SENEGAL

New minister sets out higher education plans

Audits to improve university management and a national consultation on higher education were announced by Senegal’s new Minister for Higher Education and Research Professor Mary Teuw Niane at his first interministerial council meeting held for the new academic year.

Le Soleil of Dakar reported that Niane’s great ambition was to achieve a process of progress and efficiency. “Our only concern is to improve the system,” the paper reported him as saying.

To improve higher education governance, which was essential in the current circumstances of scarce resources, the government would carry out audits on five public universities – Dakar, Ziguinchor, Bambèye, Gaston Berger and Thiès – and the École Polytechnique in Thiès, announced Niane, whose last job was as rector of the University of Gaston Berger in Saint-Louis.

“We shall examine the receipts and expenses, debts, and financial and administrative management of the public higher education institutions, as well as student affairs centres,” he said.

Niane said the universities’ finances consisted of many debts and deficits, and most funding was used for social purposes. “The result is a weak allocation of resources for spending on education and research,” he explained.

Challenges included insufficient funding, severe overcrowding, lack of balance in the distribution of students between the universities, a poor teacher-student ratio and lack of infrastructure.

On the last point he promised building works would be completed, and announced the opening of a new institute of higher vocational education in Thiès with 300 students, and the commencement soon of construction of the University of Sine-Seloum.

Niane also announced details of a national consultation on higher education, to take place from the beginning of December to the end of March.

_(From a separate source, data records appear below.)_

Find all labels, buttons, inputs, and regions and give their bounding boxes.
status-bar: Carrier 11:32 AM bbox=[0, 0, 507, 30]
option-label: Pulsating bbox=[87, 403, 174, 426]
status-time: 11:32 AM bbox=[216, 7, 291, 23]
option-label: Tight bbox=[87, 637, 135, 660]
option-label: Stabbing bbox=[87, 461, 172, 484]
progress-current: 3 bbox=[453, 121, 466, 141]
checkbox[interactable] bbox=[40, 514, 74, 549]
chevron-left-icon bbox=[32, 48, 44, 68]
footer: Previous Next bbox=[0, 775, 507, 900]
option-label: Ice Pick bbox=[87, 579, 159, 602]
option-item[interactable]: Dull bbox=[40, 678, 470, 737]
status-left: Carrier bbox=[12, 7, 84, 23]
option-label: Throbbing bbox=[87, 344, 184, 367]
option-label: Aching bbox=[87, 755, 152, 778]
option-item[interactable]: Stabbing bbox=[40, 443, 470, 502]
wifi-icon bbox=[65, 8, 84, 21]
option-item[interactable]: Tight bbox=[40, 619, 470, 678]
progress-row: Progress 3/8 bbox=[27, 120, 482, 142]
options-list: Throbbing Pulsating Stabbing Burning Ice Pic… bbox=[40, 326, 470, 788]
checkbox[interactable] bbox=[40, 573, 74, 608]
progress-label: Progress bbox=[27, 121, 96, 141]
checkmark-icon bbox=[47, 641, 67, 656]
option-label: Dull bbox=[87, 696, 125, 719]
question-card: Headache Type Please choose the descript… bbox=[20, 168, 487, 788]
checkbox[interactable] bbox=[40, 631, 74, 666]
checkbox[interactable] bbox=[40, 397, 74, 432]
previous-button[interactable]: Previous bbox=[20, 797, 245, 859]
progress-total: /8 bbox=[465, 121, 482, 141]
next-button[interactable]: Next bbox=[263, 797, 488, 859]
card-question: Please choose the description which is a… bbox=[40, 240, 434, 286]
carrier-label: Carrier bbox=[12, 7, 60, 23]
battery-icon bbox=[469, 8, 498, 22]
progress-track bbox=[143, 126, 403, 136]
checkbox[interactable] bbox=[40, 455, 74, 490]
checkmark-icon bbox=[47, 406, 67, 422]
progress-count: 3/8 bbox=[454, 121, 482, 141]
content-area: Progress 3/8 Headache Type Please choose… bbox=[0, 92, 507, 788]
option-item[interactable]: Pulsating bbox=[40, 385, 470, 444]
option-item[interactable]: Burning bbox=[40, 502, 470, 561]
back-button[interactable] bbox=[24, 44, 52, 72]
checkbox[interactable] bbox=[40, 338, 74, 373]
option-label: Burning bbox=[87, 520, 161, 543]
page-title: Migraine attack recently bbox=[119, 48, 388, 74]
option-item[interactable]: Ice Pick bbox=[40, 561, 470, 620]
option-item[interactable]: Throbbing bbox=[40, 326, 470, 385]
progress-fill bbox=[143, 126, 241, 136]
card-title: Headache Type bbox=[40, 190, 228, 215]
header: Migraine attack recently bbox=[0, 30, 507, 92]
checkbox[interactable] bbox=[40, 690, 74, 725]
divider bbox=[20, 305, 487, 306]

This forum would give all interested parties the opportunity to focus on difficulties and to make proposals and recommendations for higher education, he said.

And according to Wal Fadjri of Dakar, students from the department of economic and social sciences (SES) of Thiès University demonstrated earlier this month, demanding the resignation of the director of the university whom they accused of incompetence.

The students accused Ibrahima Ndiaye of causing “all their problems”, reported the paper, specifically failure to comply with an arrangement set up two years ago to reduce the gap caused by the late start of courses when the university was created in 2007.

This year courses had begun in April, and if nothing was done three-year degrees would take four years to complete.

Cheikh Tidiane Siby, representative of the department’s students’ association, said the problem was due to “the director’s incompetence and laxity”. Siby claimed Ndiaye allowed tenured lecturers to go on long trips in the middle of the university year, and administrative staff spent all their time in social networks on the internet with the director’s complicity.

Part-time staff, who covered 85% of teaching, were increasingly absent because of non-payment of their salaries or “lack of petrol to go and look for them”.

But, reported Thiès Info, Ndiaye said he had not yet completed his term and was not planning to resign. “In any case the students do not have the power to make me leave. It is unthinkable to say that the SES licence takes five years of study – that’s quite the opposite of what happens; after three years of education a good student passes it,” he was quoted as saying.

* This article is drawn from local media. University World News cannot vouch for the accuracy of the original report.